Convém enfatizar que achados arqueológicos de civilizações neolíticas, com data aproximada de 7.000 anos a.C., já sugeriam que os povos da época tinham intensas crises de dores de cabeça, interpretadas como a presença de maus espíritos dentro do crânio. O tratamento empregado era a trepanação, e consistia na
abertura de orifícios no crânio, para a saída dos maus espíritos que causavam a dor de cabeça.
Um documento datado de 1200 a.C., o papiro Ebers prescrevia tratamentos para dor de cabeça e mencionava a dor com características sugestivas de enxaqueca e neuralgias. Neste papiro, os antigos egípcios, há 1.550 anos a.C., gravaram uma cena de tratamento de cefaleia, descrita da seguinte forma:
“O médico deve amarrar à cabeça do paciente um crocodilo feito de barro, com olhos de louça e trigo na boca, usando uma faixa de puro linho sobre a qual devem estar escritos os nomes dos Deuses”. Os relatos sugeriam a melhora desses pacientes, provavelmente devido a compressão das artérias dilatadas do couro cabeludo.

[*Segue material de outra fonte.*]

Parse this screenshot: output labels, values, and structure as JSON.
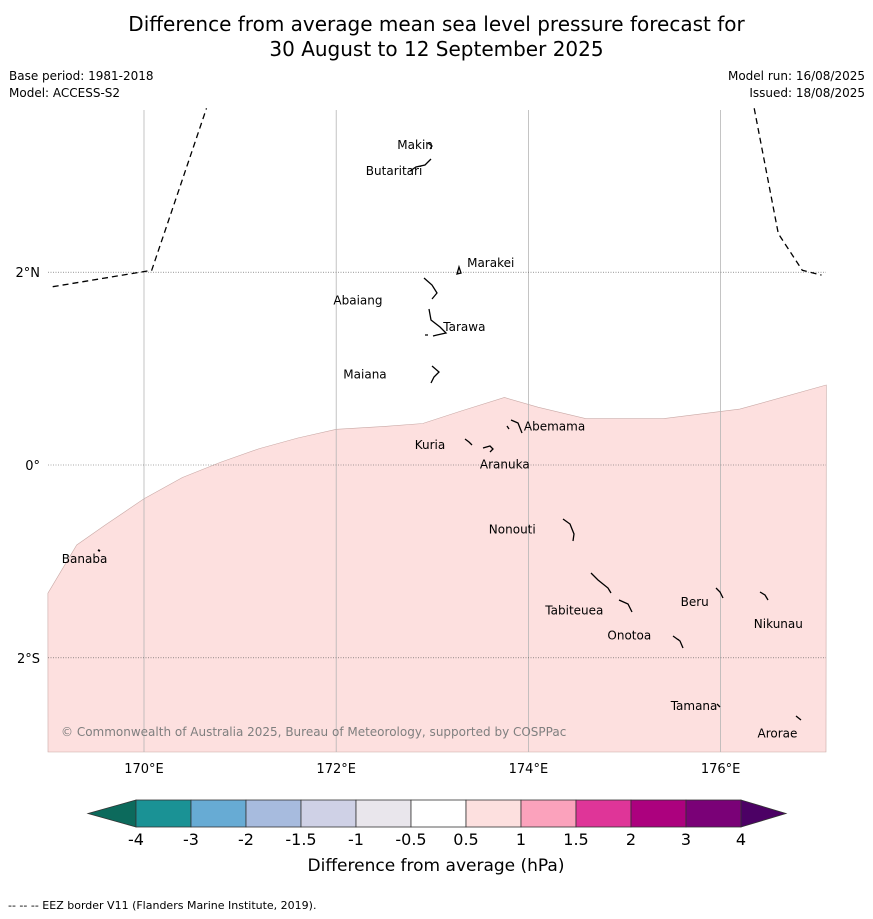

Em 400 a.C., Hipócrates descreveu a visualização de raios luminosos precedendo a dor da enxaqueca. Ele também mencionou a possibilidade desta dor ter sido iniciada por exercícios e relações sexuais e acreditou que eram decorrentes da ascensão de "vapores" do estômago para a cabeça, uma vez que eram aliviadas por vômitos.
Celsius, que viveu entre 215 e 300 d.C., observou que vinho, frio, calor e exposição ao sol poderiam provocar crises de dor de cabeça com características de enxaqueca, mas as primeiras descrições clássicas de enxaqueca foram feitas por volta do século 2 d.C. por Aretaeus da Capadócia, que se refere a uma forma de dor, unilateral ao crânio, e que ocorria a intervalos mais ou menos regulares; essa forma de dor foi descrita em livro -texto sobre a prática da Medicina.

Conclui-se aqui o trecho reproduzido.